Over the years, the story of the forgotten Fantastic Four film has mustered much speculation as to what happened. (Eichinger would go on to produce 2005’s reboot, so his plan was successful.) But documentarian Marty Langford, fascinated by the turn of events, felt the need to explore the story further. The resulting film, Doomed! The Untold Story of Roger Corman’s The Fantastic Four, is released this week.

“My good friend Mark Sikes [the documentary’s executive producer], who I grew up with, worked on [the film]. He was the casting assistant on The Fantastic Four,” Langford tells Newsweek. “When it got shelved, he was as clueless as everyone else was. I had been waiting for some book or documentary to come out and tell me what happened, and when it never happened at the 20th anniversary [in 2014], Mark and I decided to make the film.”

Speaking to Newsweek, Langford reveals four fantastic facts he uncovered while making the documentary:

Not everybody wanted the story of The Fantastic Four told

“Everybody that we did speak with was very forthcoming, very excited to talk about it…they had kind of been dying to talk about it,” says Langford. “The ones who didn’t respond, which we couldn’t get to, included Marvel, 20th Century Fox and Constantin Film. They didn’t even get back to us. We spent 18 months reaching out to these different entities only to get nothing in return.”

Attempts to reach out to Stan Lee were also futile. “Stan Lee wasn’t particularly interested in talking about it,” the docu-maker says. “We were in talks with his people to speak with him about it, but they ultimately declined the interview.”

Stan Lee’s disapproval “hurt” those involved

Langford’s film includes footage from a convention in August 1993 in which Stan Lee disavowed the project. “I’m not expecting too much of it,” he said. “It was the last movie to be made that we had no control over… Our lawyers just gave away the rights.”

But, Langford says: “He was on location, he visited the set at least once, based on the interviews that I had. He was supportive to them at the time.”

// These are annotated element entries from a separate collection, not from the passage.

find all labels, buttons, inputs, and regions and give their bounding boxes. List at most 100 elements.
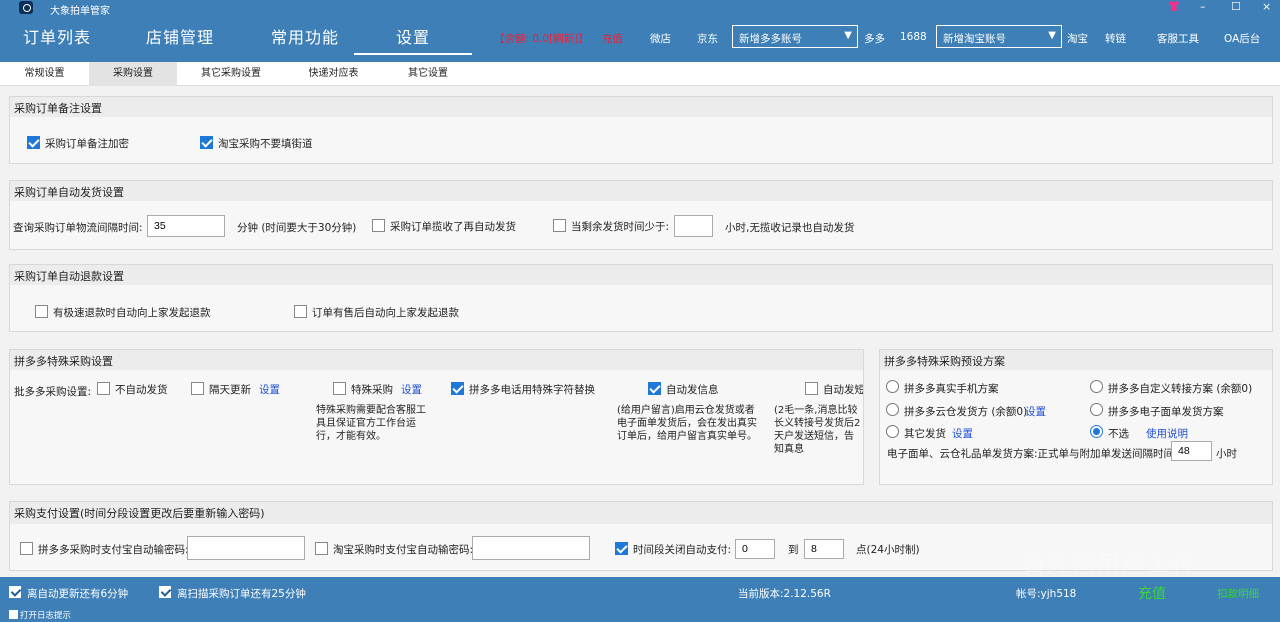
chevron-down-icon: ▼ bbox=[1048, 30, 1056, 41]
auto-update-checkbox[interactable] bbox=[9, 586, 21, 598]
after-collect-checkbox[interactable] bbox=[372, 219, 385, 232]
tab-common-functions[interactable]: 常用功能 bbox=[271, 24, 339, 48]
group-title: 拼多多特殊采购预设方案 bbox=[880, 350, 1272, 370]
send-interval-unit: 小时 bbox=[1216, 448, 1237, 460]
minimize-button[interactable]: – bbox=[1200, 0, 1206, 14]
preset-real-phone-label: 拼多多真实手机方案 bbox=[904, 383, 999, 395]
next-day-update-label: 隔天更新 bbox=[209, 384, 251, 396]
preset-e-waybill-radio[interactable] bbox=[1090, 403, 1103, 416]
deduction-detail-link[interactable]: 扣款明细 bbox=[1217, 586, 1259, 601]
taobao-link[interactable]: 淘宝 bbox=[1067, 31, 1088, 46]
group-title: 采购订单备注设置 bbox=[10, 97, 1272, 117]
auto-sms-checkbox[interactable] bbox=[805, 382, 818, 395]
remaining-time-label: 当剩余发货时间少于: bbox=[571, 221, 670, 233]
pdd-link[interactable]: 多多 bbox=[864, 31, 885, 46]
maximize-button[interactable]: ☐ bbox=[1231, 0, 1241, 14]
preset-cloud-setting-link[interactable]: 设置 bbox=[1025, 404, 1046, 419]
settings-content: 采购订单备注设置 采购订单备注加密 淘宝采购不要填街道 采购订单自动发货设置 查… bbox=[0, 86, 1280, 577]
balance-refresh-link[interactable]: 【余额: 0.0[刷新]】 bbox=[494, 31, 589, 46]
no-street-label: 淘宝采购不要填街道 bbox=[218, 138, 313, 150]
pdd-account-select[interactable]: 新增多多账号 ▼ bbox=[732, 25, 858, 48]
oa-backend-link[interactable]: OA后台 bbox=[1224, 31, 1260, 46]
top-bar: 大象拍单管家 – ☐ × 订单列表 店铺管理 常用功能 设置 【余额: 0.0[… bbox=[0, 0, 1280, 62]
interval-input[interactable] bbox=[147, 215, 225, 237]
remark-settings-group: 采购订单备注设置 采购订单备注加密 淘宝采购不要填街道 bbox=[9, 96, 1273, 164]
account-label: 帐号:yjh518 bbox=[1016, 588, 1077, 600]
tab-other-settings[interactable]: 其它设置 bbox=[382, 62, 474, 86]
auto-message-checkbox[interactable] bbox=[648, 382, 661, 395]
tab-shop-management[interactable]: 店铺管理 bbox=[146, 24, 214, 48]
time-close-pay-checkbox[interactable] bbox=[615, 542, 628, 555]
remaining-hours-input[interactable] bbox=[674, 215, 713, 237]
service-tools-link[interactable]: 客服工具 bbox=[1157, 31, 1199, 46]
next-day-update-checkbox[interactable] bbox=[191, 382, 204, 395]
tab-general-settings[interactable]: 常规设置 bbox=[0, 62, 89, 86]
recharge-link[interactable]: 充值 bbox=[602, 31, 623, 46]
scan-order-label: 离扫描采购订单还有25分钟 bbox=[177, 588, 306, 600]
pdd-auto-pwd-label: 拼多多采购时支付宝自动输密码: bbox=[38, 544, 189, 556]
preset-other-ship-radio[interactable] bbox=[886, 425, 899, 438]
group-title: 拼多多特殊采购设置 bbox=[10, 350, 863, 370]
app-logo-icon bbox=[19, 1, 33, 14]
chevron-down-icon: ▼ bbox=[844, 30, 852, 41]
sub-tabs: 常规设置 采购设置 其它采购设置 快递对应表 其它设置 bbox=[0, 62, 1280, 86]
pdd-special-group: 拼多多特殊采购设置 批多多采购设置: 不自动发货 隔天更新 设置 特殊采购 设置… bbox=[9, 349, 864, 485]
status-bar: 离自动更新还有6分钟 离扫描采购订单还有25分钟 当前版本:2.12.56R 帐… bbox=[0, 577, 1280, 622]
fast-refund-checkbox[interactable] bbox=[35, 305, 48, 318]
no-auto-ship-label: 不自动发货 bbox=[115, 384, 168, 396]
interval-label: 查询采购订单物流间隔时间: bbox=[13, 222, 143, 234]
watermark: 百姓网用户上传 bbox=[1022, 551, 1197, 577]
preset-real-phone-radio[interactable] bbox=[886, 380, 899, 393]
phone-replace-label: 拼多多电话用特殊字符替换 bbox=[469, 384, 595, 396]
interval-unit: 分钟 (时间要大于30分钟) bbox=[237, 222, 357, 234]
remaining-time-checkbox[interactable] bbox=[553, 219, 566, 232]
close-button[interactable]: × bbox=[1262, 0, 1271, 14]
special-buy-note: 特殊采购需要配合客服工具且保证官方工作台运行，才能有效。 bbox=[316, 405, 426, 442]
pdd-preset-group: 拼多多特殊采购预设方案 拼多多真实手机方案 拼多多自定义转接方案 (余额0) 拼… bbox=[879, 349, 1273, 485]
preset-cloud-warehouse-radio[interactable] bbox=[886, 403, 899, 416]
tb-auto-pwd-checkbox[interactable] bbox=[315, 542, 328, 555]
after-sale-refund-checkbox[interactable] bbox=[294, 305, 307, 318]
open-log-checkbox[interactable] bbox=[9, 610, 18, 619]
taobao-account-value: 新增淘宝账号 bbox=[943, 33, 1006, 45]
status-recharge-button[interactable]: 充值 bbox=[1138, 583, 1166, 603]
preset-custom-transfer-radio[interactable] bbox=[1090, 380, 1103, 393]
send-interval-input[interactable] bbox=[1171, 441, 1212, 461]
batch-setting-label: 批多多采购设置: bbox=[14, 386, 92, 398]
time-unit-label: 点(24小时制) bbox=[856, 544, 920, 556]
pdd-auto-pwd-checkbox[interactable] bbox=[20, 542, 33, 555]
jd-link[interactable]: 京东 bbox=[697, 31, 718, 46]
open-log-label: 打开日志提示 bbox=[20, 611, 72, 621]
tab-purchase-settings[interactable]: 采购设置 bbox=[89, 62, 177, 86]
group-title: 采购支付设置(时间分段设置更改后要重新输入密码) bbox=[10, 502, 1272, 524]
pdd-pwd-input[interactable] bbox=[187, 536, 305, 560]
tab-other-purchase-settings[interactable]: 其它采购设置 bbox=[177, 62, 285, 86]
preset-none-radio[interactable] bbox=[1090, 425, 1103, 438]
tb-pwd-input[interactable] bbox=[472, 536, 590, 560]
1688-link[interactable]: 1688 bbox=[900, 31, 927, 43]
tab-settings[interactable]: 设置 bbox=[354, 24, 472, 55]
after-sale-refund-label: 订单有售后自动向上家发起退款 bbox=[312, 307, 459, 319]
no-street-checkbox[interactable] bbox=[200, 136, 213, 149]
tab-order-list[interactable]: 订单列表 bbox=[23, 24, 91, 48]
next-day-setting-link[interactable]: 设置 bbox=[259, 382, 280, 397]
taobao-account-select[interactable]: 新增淘宝账号 ▼ bbox=[936, 25, 1062, 48]
tab-express-mapping[interactable]: 快递对应表 bbox=[285, 62, 382, 86]
preset-cloud-warehouse-label: 拼多多云仓发货方 (余额0) bbox=[904, 406, 1028, 418]
no-auto-ship-checkbox[interactable] bbox=[97, 382, 110, 395]
time-to-label: 到 bbox=[788, 544, 799, 556]
time-from-input[interactable] bbox=[735, 539, 775, 559]
phone-replace-checkbox[interactable] bbox=[451, 382, 464, 395]
auto-sms-note: (2毛一条,消息比较长义转接号发货后2天户发送短信，告知真息 bbox=[774, 405, 861, 455]
weidian-link[interactable]: 微店 bbox=[650, 31, 671, 46]
encrypt-remark-checkbox[interactable] bbox=[27, 136, 40, 149]
special-buy-setting-link[interactable]: 设置 bbox=[401, 382, 422, 397]
usage-instructions-link[interactable]: 使用说明 bbox=[1146, 426, 1188, 441]
convert-link[interactable]: 转链 bbox=[1105, 31, 1126, 46]
preset-other-setting-link[interactable]: 设置 bbox=[952, 426, 973, 441]
preset-custom-transfer-label: 拼多多自定义转接方案 (余额0) bbox=[1108, 383, 1253, 395]
special-buy-checkbox[interactable] bbox=[333, 382, 346, 395]
scan-order-checkbox[interactable] bbox=[159, 586, 171, 598]
time-to-input[interactable] bbox=[804, 539, 844, 559]
shirt-icon[interactable] bbox=[1168, 0, 1180, 16]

“I feel bad for the people involved in the making of the movie because they thought Stan Lee was on their side. To then have him make those comments, it hurt them, especially Michael [Bailey Smith, who played The Thing]. They saw him as an ally and now he was one more thing standing in the way of the movie coming out,” he adds.

You can still watch it online

Although The Fantastic Four never got an official release, the full 90-minute movie was eventually made available on bootleg videos and DVDs from the late 1990s. It is now available to watch on YouTube.

Legend has it that Marvel executive Avi Arad was so worried that a low-budget film would tarnish Marvel’s reputation he bought all of the prints from Constantin Film and had them destroyed. The fact the movie exists in some fashion suggests that not all the copies were demolished.

It’s the most faithful Fantastic Four movie

The Fantastic Four franchise has faltered in Hollywood on three separate occasions. Is it—pardon the pun—doomed?

Langford believes the 1994 film is “the most successful of them” because it “came closest to the spirit of the property.”

The documentarian says that because of the film’s “limited scope and budget…they recognized they couldn’t do the big set pieces and concentrated on the family story. I think that worked.”

In comparison, the 2005 and 2015 attempts shied away from “the tight-knit family” dynamic. “It’s a simple story about four people who are given these great powers and try to deal with them within the context of their family unit. They tried to go bigger and missed the mark,” says Langford.

Doomed! The Untold Story of Roger Corman’s The Fantastic Four is available now on Amazon.